What it comes down to is that when I’m putting all my trust in a book, or a program, or someone else’s advice, I’m giving away my power. That was a groundbreaking concept for me! I believe it to be true.
So now that I’m in this world of getting clients, coaching people etc., it’s really interesting to see from this perspective that the “experts” don’t have a perfect diet. Nobody goes their entire life without eating ice cream! And if they do, um wow, and are they really even happy?
The experts are trying to sell their product. And they way that works is to promise people these big things: “If you do this, you will be healthy and happy! You will lose 20 lbs and you won’t crave sugar anymore!” And that may be partially true! I’m not saying they don’t know anything – they have had clients and their ways have worked for some people. But they cannot promise you personally that it will work for you.
We need to stop thinking that nutrition or “good eating” is the moral high ground. It’s not! If you eat ice cream, you’re still a good person! You’re still the same you. Making that choice doesn’t give you any less strength or goodness or beauty. We’ve really started equated eating with “righteousness” in a way. It’s not a holy pursuit. It is important to fuel our bodies with good food; I believe that God gave us our bodies and wants us to take care of them. But I don’t believe that God wants us to beat ourselves up every time we have a cookie!
So now I feel like I approach food information from so much more of a relaxed perspective. This is not to say that I don’t still buy nutrition books – I still love that, it’s part of my passion! I still do programs, too. I’m part of a program right now in fact, with Amanda Tress, and I love it! The difference between before and now is that before I would start Amanda’s program (for example) thinking “Save me! Tell me what to do! I’m lost without your wisdom!” And of course she is wise! And she has tons of knowledge and has helped a ton of people – she’s helping me! But now I’m not going in thinking that if I fail at her program then I am a failure.

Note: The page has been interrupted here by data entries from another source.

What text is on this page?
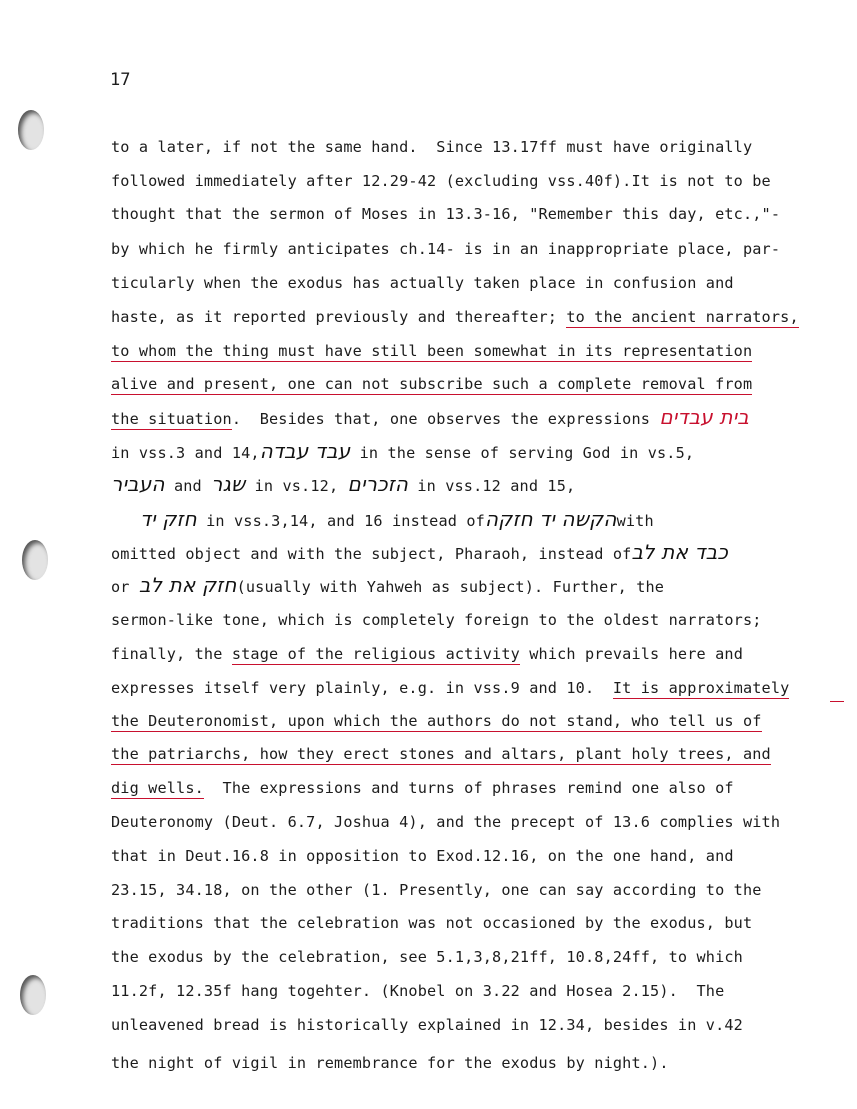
17
to a later, if not the same hand.  Since 13.17ff must have originally
followed immediately after 12.29-42 (excluding vss.40f).It is not to be
thought that the sermon of Moses in 13.3-16, "Remember this day, etc.,"-
by which he firmly anticipates ch.14- is in an inappropriate place, par-
ticularly when the exodus has actually taken place in confusion and
haste, as it reported previously and thereafter; to the ancient narrators,
to whom the thing must have still been somewhat in its representation
alive and present, one can not subscribe such a complete removal from
the situation.  Besides that, one observes the expressions בית עבדים
in vss.3 and 14,עבד עבדה in the sense of serving God in vs.5,
העביר and שגר in vs.12, הזכרים in vss.12 and 15,
חזק יד in vss.3,14, and 16 instead ofהקשה יד חזקהwith
omitted object and with the subject, Pharaoh, instead ofכבד את לב
or חזק את לב(usually with Yahweh as subject). Further, the
sermon-like tone, which is completely foreign to the oldest narrators;
finally, the stage of the religious activity which prevails here and
expresses itself very plainly, e.g. in vss.9 and 10.  It is approximately
the Deuteronomist, upon which the authors do not stand, who tell us of
the patriarchs, how they erect stones and altars, plant holy trees, and
dig wells.  The expressions and turns of phrases remind one also of
Deuteronomy (Deut. 6.7, Joshua 4), and the precept of 13.6 complies with
that in Deut.16.8 in opposition to Exod.12.16, on the one hand, and
23.15, 34.18, on the other (1. Presently, one can say according to the
traditions that the celebration was not occasioned by the exodus, but
the exodus by the celebration, see 5.1,3,8,21ff, 10.8,24ff, to which
11.2f, 12.35f hang togehter. (Knobel on 3.22 and Hosea 2.15).  The
unleavened bread is historically explained in 12.34, besides in v.42
the night of vigil in remembrance for the exodus by night.).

Now I go in knowing that I have the power, and that life is bigger than these 30 days during the program. Now I think “What can I learn from this?” I don’t need to be saved anymore because I’m fine the way I am. Sometimes I eat ice cream or have cookies – that’s okay! I’m really happy with who I am and the way that I eat most of the time. Sometimes I do still fall into the trap of wanting to lose those 20 lbs or whatever it happens to be, but I don’t need to be saved, nutritionally speaking.
I’m so much happier now that I’ve reclaimed control on my own body and I’m not waiting for somebody to tell me how to eat and what to do. So even though I am a coach and would love to be able to help people, I am not trying to save or fix anyone because we’re not broken. You’re fine just the way you are. You are the expert on your own body.

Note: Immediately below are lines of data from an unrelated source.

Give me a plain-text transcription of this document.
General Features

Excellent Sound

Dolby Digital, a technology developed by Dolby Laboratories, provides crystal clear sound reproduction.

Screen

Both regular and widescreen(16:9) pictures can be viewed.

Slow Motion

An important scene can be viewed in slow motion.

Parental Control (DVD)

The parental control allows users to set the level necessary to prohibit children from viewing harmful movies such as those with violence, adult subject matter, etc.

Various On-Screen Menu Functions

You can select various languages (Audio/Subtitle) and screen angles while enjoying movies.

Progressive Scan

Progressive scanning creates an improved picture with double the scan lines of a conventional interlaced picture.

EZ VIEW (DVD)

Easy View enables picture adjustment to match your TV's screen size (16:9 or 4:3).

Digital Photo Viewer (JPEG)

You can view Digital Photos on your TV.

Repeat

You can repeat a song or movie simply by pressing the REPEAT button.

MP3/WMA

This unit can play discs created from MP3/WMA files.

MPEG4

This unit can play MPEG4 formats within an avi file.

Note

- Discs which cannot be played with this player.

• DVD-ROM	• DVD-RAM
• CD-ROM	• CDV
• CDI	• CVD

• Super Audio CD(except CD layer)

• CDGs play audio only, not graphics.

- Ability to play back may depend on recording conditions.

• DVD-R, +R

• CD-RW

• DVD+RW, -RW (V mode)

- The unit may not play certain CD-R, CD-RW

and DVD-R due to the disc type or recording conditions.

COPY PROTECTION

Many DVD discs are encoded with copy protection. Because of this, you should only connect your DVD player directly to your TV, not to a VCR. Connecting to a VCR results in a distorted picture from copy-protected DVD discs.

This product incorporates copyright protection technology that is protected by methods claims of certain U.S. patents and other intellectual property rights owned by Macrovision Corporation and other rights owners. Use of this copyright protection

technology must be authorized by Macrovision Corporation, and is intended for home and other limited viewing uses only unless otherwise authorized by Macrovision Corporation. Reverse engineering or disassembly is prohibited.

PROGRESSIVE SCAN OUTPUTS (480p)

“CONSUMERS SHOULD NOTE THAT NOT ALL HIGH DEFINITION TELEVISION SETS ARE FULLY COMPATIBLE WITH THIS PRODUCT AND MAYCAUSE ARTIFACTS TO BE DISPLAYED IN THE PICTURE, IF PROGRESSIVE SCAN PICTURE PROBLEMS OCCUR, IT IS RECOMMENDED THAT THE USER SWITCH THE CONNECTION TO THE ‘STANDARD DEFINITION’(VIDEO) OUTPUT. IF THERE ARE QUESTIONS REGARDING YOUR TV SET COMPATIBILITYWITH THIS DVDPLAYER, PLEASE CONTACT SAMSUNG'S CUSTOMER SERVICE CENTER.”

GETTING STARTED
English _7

I’m not a doctor, I can’t cure cancer. And if I read a book that says I need to cut out gluten because it’s the enemy of all righteousness, then good for the author for whom that worked. But I have figured out that I’m okay with gluten! I tried cutting it out for a while, and I definitely eat it less now than I used to, but I can have a cookie or bread and I don’t have problems with it. I found that our through experimentation.
That’s how we should go into diets and programs – as an experiment. Your body isn’t a machine, it’s not going to react the same way to things as anybody else’s. Find what’s right for you, and know that you are fine as you are. You have the power and the wisdom, you just need to learn to listen to it.